In pursuit of financial independence and personal fulfillment

Lesson learned: Read the fine print

I almost threw the card away. Almost everything I buy seems to come with one, and they’re never worth filling out.

You’ve seen these countless times. They’re postcards for warranty registration or mailing lists or magazines at 98 percent off the newsstand price. They fall out of books and periodicals and catalogs and pretty much anything that comes in a box.

We just had some high-quality assemble-at-home furniture delivered. (Ha! I’m just kidding, that’s an oxymoron.)

I had already assembled one end table and gathered up all the stray bits of plastic, cardboard and Styrofoam bits that had spread out from the center of the work area like fallout from a nuclear blast. With the entire mess disposed of in the garbage and recycling bins, I turned my attention to the next end table.

As I organized all the pieces for assembly and started a fresh pile of trash, something on the card caught my eye.


Now you have my attention

This furniture sold by Wal-Mart was part of a Better Homes & Gardens collection. The card in each of the three boxes we bought was an offer for a free 12-month subscription to BH&G as a thank you for buying the collection.
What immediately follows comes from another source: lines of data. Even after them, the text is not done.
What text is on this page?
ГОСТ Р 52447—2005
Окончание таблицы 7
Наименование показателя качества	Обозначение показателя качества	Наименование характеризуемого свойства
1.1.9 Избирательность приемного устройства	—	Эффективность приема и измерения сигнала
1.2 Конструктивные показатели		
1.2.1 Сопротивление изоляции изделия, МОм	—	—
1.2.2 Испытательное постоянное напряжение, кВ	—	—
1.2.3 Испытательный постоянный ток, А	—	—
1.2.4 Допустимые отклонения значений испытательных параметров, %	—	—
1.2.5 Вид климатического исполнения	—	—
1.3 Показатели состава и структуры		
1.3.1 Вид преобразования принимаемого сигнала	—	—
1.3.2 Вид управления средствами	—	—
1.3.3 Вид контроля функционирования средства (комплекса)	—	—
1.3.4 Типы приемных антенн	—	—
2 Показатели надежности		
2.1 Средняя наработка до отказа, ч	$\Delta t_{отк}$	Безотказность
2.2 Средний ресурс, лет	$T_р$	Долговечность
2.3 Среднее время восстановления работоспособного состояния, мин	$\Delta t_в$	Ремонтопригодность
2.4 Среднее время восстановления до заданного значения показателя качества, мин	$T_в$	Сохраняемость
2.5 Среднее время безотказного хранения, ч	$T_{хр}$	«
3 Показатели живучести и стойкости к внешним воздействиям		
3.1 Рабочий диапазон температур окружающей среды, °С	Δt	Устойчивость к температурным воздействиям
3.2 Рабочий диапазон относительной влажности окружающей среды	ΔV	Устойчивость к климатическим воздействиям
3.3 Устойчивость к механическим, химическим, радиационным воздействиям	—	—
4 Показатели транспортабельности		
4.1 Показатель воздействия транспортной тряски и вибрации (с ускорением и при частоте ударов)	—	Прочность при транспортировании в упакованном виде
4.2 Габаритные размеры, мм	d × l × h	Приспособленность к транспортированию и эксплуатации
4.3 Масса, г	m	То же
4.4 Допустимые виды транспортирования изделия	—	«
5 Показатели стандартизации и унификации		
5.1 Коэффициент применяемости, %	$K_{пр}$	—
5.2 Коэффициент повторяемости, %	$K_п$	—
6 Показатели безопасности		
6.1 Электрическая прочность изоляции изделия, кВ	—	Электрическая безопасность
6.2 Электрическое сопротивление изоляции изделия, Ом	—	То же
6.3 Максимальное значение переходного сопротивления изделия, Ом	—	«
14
At the bottom of the card was the fine print.

“If you do not wish to receive a one-year subscription to Better Homes & Gardens (valued at $6.00) as part of your qualifying purchase, please fill out the card, write “refund” and mail to …”

Huh. You mean each one of these cards is worth $6?!
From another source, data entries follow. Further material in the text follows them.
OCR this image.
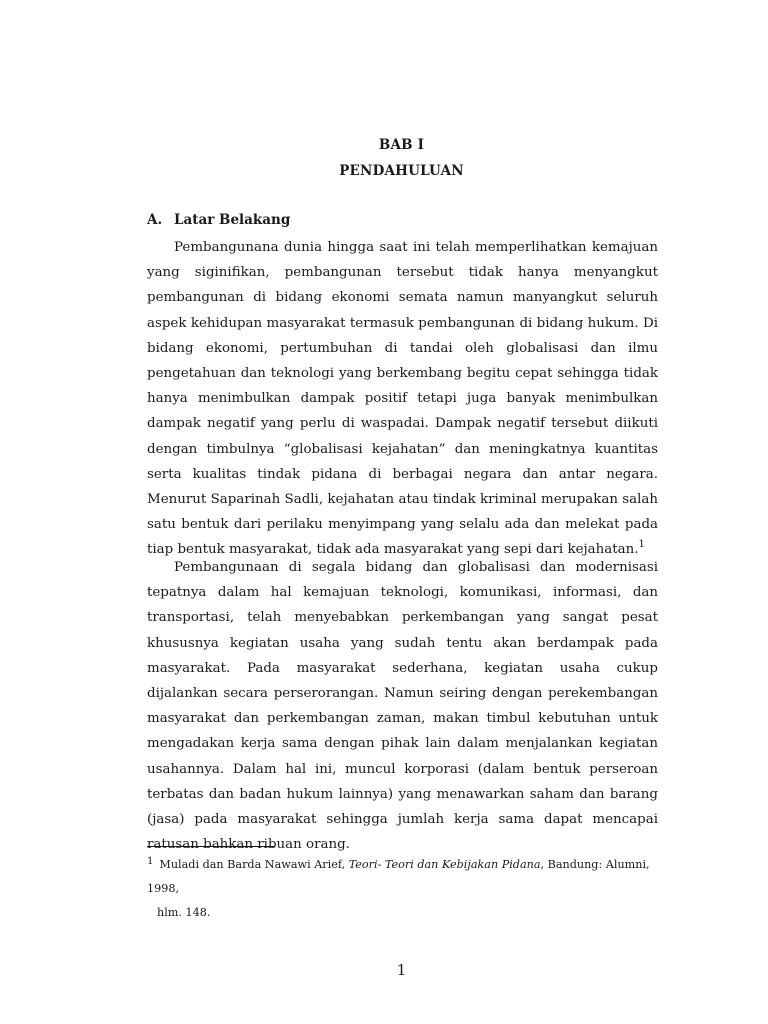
BAB I
PENDAHULUAN
A. Latar Belakang

Pembangunana dunia hingga saat ini telah memperlihatkan kemajuan yang siginifikan, pembangunan tersebut tidak hanya menyangkut pembangunan di bidang ekonomi semata namun manyangkut seluruh aspek kehidupan masyarakat termasuk pembangunan di bidang hukum. Di bidang ekonomi, pertumbuhan di tandai oleh globalisasi dan ilmu pengetahuan dan teknologi yang berkembang begitu cepat sehingga tidak hanya menimbulkan dampak positif tetapi juga banyak menimbulkan dampak negatif yang perlu di waspadai. Dampak negatif tersebut diikuti dengan timbulnya “globalisasi kejahatan” dan meningkatnya kuantitas serta kualitas tindak pidana di berbagai negara dan antar negara. Menurut Saparinah Sadli, kejahatan atau tindak kriminal merupakan salah satu bentuk dari perilaku menyimpang yang selalu ada dan melekat pada tiap bentuk masyarakat, tidak ada masyarakat yang sepi dari kejahatan.$^1$

Pembangunaan di segala bidang dan globalisasi dan modernisasi tepatnya dalam hal kemajuan teknologi, komunikasi, informasi, dan transportasi, telah menyebabkan perkembangan yang sangat pesat khususnya kegiatan usaha yang sudah tentu akan berdampak pada masyarakat. Pada masyarakat sederhana, kegiatan usaha cukup dijalankan secara perserorangan. Namun seiring dengan perekembangan masyarakat dan perkembangan zaman, makan timbul kebutuhan untuk mengadakan kerja sama dengan pihak lain dalam menjalankan kegiatan usahannya. Dalam hal ini, muncul korporasi (dalam bentuk perseroan terbatas dan badan hukum lainnya) yang menawarkan saham dan barang (jasa) pada masyarakat sehingga jumlah kerja sama dapat mencapai ratusan bahkan ribuan orang.

1 Muladi dan Barda Nawawi Arief, Teori- Teori dan Kebijakan Pidana, Bandung: Alumni, 1998,
hlm. 148.

1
I rescued the card I had thrown away, filled out all three of them and mailed them in with copies of the receipt. This week, a check arrived in the mail for $18.

I can’t say I’ve ever really looked at the fine print on those things before, but I will now. And I bet you will, too.

Top photo by Mar Newhall on Unsplash

1 Comment

  1. Eh

    Did you tape the receipts to the cards or did you put them in an envelope and send them with a stamp?